BÖLÜM 2: DAHA NE KADAR KÖTÜ OLABİLİRDİ

384 134 82
                                    


HERKESE MERHABA! İKİNCİ BÖLÜMLE KARŞINIZDAYIM BURAYI UZUN TUTMAYACAĞIM İYİ OKUMALAR...

Multimedia=Shawn Mendes-Treat You Better

***
            
Bize yaklaşan arabadakileri görünce şaşırmadan edemedim. Markette tanıştığım çocuklar yanımızda durdu karavanlarından inip arabamıza baktılar. Telefonla birilerini aramayı denediler ama ne yaptılarsa telefon çekmedi.

"Biz götürelim sizi olmaz böyle."

Son ketçaplı sandviçi alan çocuk konuştu. Diğerleri de söylediği şeye katıldı.

"Yok sizi yolunuzdan almayalım telefon çeker zaten o zaman ararız birilerini."

Işıl koluyla beni dürttü ve ne yapıyorsun der gibi bir bakış attı.

"Nereye gidiyordunuz siz?"

"Alaçatı."

"Hadi canım. Biz de oraya gidiyoruz"

dedi bir çocuk ve açıkçası şaşırdım ve kendimizi şanslı hissettim. Onlarla aynı yere gittiğimiz için tekliflerini kabul ettik. Sabaha birilerinin aracı getirmesi için arardık zaten. Karavana bindik.Koltukların arka tarafında mini buzdolabı, küçük bir tezgah karşısında da bir yatak vardı. Filmlerde görüp aşık olduğum karavanlardandı.

"Bu arada tanışmadık. Ben Yalın bunlarda Oğuz, Berk, Baran ve Akın."

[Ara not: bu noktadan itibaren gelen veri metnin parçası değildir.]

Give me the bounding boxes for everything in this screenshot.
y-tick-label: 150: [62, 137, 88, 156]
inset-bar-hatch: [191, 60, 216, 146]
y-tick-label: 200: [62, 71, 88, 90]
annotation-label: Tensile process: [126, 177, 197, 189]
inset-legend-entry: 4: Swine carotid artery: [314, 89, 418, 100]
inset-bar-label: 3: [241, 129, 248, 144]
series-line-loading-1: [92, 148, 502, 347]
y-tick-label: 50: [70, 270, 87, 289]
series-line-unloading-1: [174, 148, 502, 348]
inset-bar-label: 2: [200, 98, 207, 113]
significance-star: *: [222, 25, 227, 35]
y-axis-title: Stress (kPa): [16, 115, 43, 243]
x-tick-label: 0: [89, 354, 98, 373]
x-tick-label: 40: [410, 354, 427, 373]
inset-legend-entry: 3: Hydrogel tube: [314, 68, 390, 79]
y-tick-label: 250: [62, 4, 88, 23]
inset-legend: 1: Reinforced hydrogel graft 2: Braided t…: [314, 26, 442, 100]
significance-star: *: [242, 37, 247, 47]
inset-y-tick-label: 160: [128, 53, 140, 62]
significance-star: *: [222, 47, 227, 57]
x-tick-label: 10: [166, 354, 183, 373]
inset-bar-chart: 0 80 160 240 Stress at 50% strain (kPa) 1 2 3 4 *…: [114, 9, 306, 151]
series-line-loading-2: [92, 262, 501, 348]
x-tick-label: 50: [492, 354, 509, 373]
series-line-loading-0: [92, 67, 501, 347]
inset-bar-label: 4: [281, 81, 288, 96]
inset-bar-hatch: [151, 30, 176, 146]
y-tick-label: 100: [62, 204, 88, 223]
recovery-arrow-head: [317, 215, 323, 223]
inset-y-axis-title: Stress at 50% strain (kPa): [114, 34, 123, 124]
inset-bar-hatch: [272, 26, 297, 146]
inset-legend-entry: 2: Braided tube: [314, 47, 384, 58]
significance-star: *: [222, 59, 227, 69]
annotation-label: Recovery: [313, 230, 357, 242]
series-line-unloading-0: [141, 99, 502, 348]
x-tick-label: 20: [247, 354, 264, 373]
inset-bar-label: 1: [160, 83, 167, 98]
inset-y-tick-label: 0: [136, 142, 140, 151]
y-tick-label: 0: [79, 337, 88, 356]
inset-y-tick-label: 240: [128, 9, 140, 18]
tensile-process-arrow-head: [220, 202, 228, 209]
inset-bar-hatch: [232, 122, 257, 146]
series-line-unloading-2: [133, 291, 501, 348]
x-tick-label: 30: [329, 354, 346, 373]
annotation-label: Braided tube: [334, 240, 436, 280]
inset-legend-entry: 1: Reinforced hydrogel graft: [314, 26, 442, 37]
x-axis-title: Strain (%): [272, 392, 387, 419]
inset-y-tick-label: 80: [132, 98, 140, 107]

diyerek sırayla tanıttı. Sandviçi bana veren çocuğun adının Yalın olduğunu, markette bana görgü kurallarını bilmiyorsun diyen komik çocuğun adının da Oğuz olduğunu öğrendim. Biz de kendi isimlerimizi söyledik ve yola çıktık. Arabayı Akın kullanıyordu ve açıkçası hızlı kullanıyordu. Ben 5,6 yaşlarındayken bir gün ailecek sirke gidiyorduk. Arabayı babam kullanıyordu ve o da hızlı kullanırdı. Annem onu daha önceleri de sürekli uyarmıştı hızlı kullanmaması için. Arabada benim olduğumu söyleyip yavaşlamasını söylerken arabada tartışmaya başladılar. Babam tartışma sırasındayken hızı daha da arttırmıştı. Ben arkada ağlıyordum ama onlar beni duymuyordu. Sonra babam önündeki aracı görmedi ve direksiyonu kırarak ağaca çarptı. Benim ve annemin emniyet kemeri takılıydı ama babamın takılı değildi ve...Annem hem ambulansı aramaya çalışıyor hem de babamı görmemem için benim gözlerimi kapatıyordu. Sonunda ambulans gelmişti. İlk müdahaleyi yaptılar ama çok geçti. Emniyet kemeri takılı olsaydı...

"İsmin Lilya demek. Ne garip bir isim ilk defa duyuyorum anlamı ne?"

Berk meraklı gözlerle bana baktı ve ben anında düşüncelerimden sıyrıldım. Sarışın mavi gözlü bir çocuktu ama gözlerinin rengi yeşil gibi de duruyordu. Açıkçası güzel gözleri vardı.

"Anlamı zambak çiçeği, saflık ve güzellik anlamına da geliyor."

"Bayağı afilliymiş. Oğuz da güçlü delikanlı demek. Kabul et seninkinden daha afilli."

Herkes gülmeye başladı. Oğuz bayağı komik bir çocuktu. Herkesle anlaşabilen biri gibi duruyordu. O da sarışın mavi gözlüydü.

"Adını kim koymuş?"

Bu sefer konuşan Baran'dı. Benim gibi kahverengi saçlı, mavi gözlüydü. Yapılı sayılabilecek bir vücudu vardı.

"Babam koymuş"

Cevap verirken başımı eğmiştim. Onu hatırlamıştım yine. Seray sırtımı sıvazladı. Baran da üzüldüğümü anlayıp daha fazla bir şey sormadı.

"Fazla beğendin herhalde," dedi Yalın. "Bayağı etrafı inceledin de."

Yalın beni karavanı incelerken yakalamıştı. Koyu kahve saçları ve elaya yakın yeşil gözleri vardı. Allah var yakışıklı çocuktu.